De bundel bevat een gesprek uit juni 1999 dat je had, op straat, met iemand van de Grünen, tegen wie je opmerkte dat je het zo jammer vond dat zijn partij zo 'Kriegsfähig' geworden was. Zijn antwoord: 'Ik ben pacifist en dienstweigeraar, maar kun je werkeloos blijven toezien als er mensen worden afgeslacht?' Jouw weerwoord was: 'Ik ben geen pacifist, maar volgens mij kun je beter geen geweld gebruiken als je alle kans loopt daardoor nog verder van huis te raken.' Aldus in een notedop het probleem ten voeten uit.
In je brief verweet je Mient Jan Faber niet dat hij opriep tot humanitaire interventie. Een ieder maakt nu eenmaal zijn eigen afweging. Wat je hem wel verwijt, en impliciet het IKV, is dat ze zich bij hun afweging associëren met de officiële politiek, zij het dan met de stroming erin die het kleinste kwaad vertegenwoordigt. Naar jouw idee zouden ze er beter aan doen om in plaats van allerlei standpunten en voorstellen te propageren, het bewustzijn van mensen te verhogen over hoe een toestand in elkaar zit en wat deze van hen vraagt.

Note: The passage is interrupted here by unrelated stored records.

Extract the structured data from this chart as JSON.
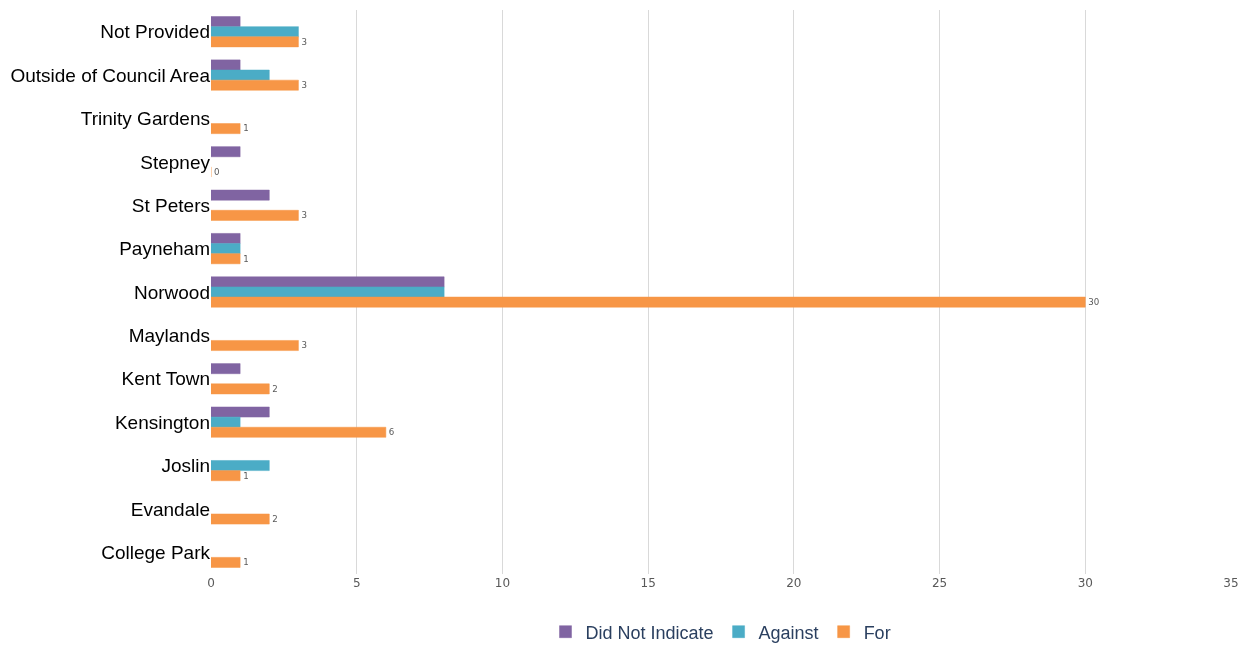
{
  "chart_data": {
    "type": "bar",
    "orientation": "horizontal",
    "categories": [
      "Not Provided",
      "Outside of Council Area",
      "Trinity Gardens",
      "Stepney",
      "St Peters",
      "Payneham",
      "Norwood",
      "Maylands",
      "Kent Town",
      "Kensington",
      "Joslin",
      "Evandale",
      "College Park"
    ],
    "series": [
      {
        "name": "Did Not Indicate",
        "color": "#8064a2",
        "values": [
          1,
          1,
          null,
          1,
          2,
          1,
          8,
          null,
          1,
          2,
          null,
          null,
          null
        ]
      },
      {
        "name": "Against",
        "color": "#4bacc6",
        "values": [
          3,
          2,
          null,
          null,
          null,
          1,
          8,
          null,
          null,
          1,
          2,
          null,
          null
        ]
      },
      {
        "name": "For",
        "color": "#f79646",
        "values": [
          3,
          3,
          1,
          0,
          3,
          1,
          30,
          3,
          2,
          6,
          1,
          2,
          1
        ],
        "value_labels": [
          "3",
          "3",
          "1",
          "0",
          "3",
          "1",
          "30",
          "3",
          "2",
          "6",
          "1",
          "2",
          "1"
        ]
      }
    ],
    "xlim": [
      0,
      35
    ],
    "xticks": [
      0,
      5,
      10,
      15,
      20,
      25,
      30,
      35
    ],
    "grid": "x",
    "legend": "bottom"
  }
}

Zelf zou ik daar nog iets aan toe willen voegen. Met alle waardering voor zijn inzet in de kruisrakettenstrijd is Mient Jan Faber in Joegoslavië bepaald te ver gegaan met het pleiten voor militaire oplossingen als 'Safe Havens' en inzet van grondtroepen. Ook militair zijn is een vak. Als niet-vakman loop je een grotere kans op brokken maken. Ook voor vredesactivisten, al of niet antimilitaristisch of pacifistisch, is het goed zich bij de leest te houden.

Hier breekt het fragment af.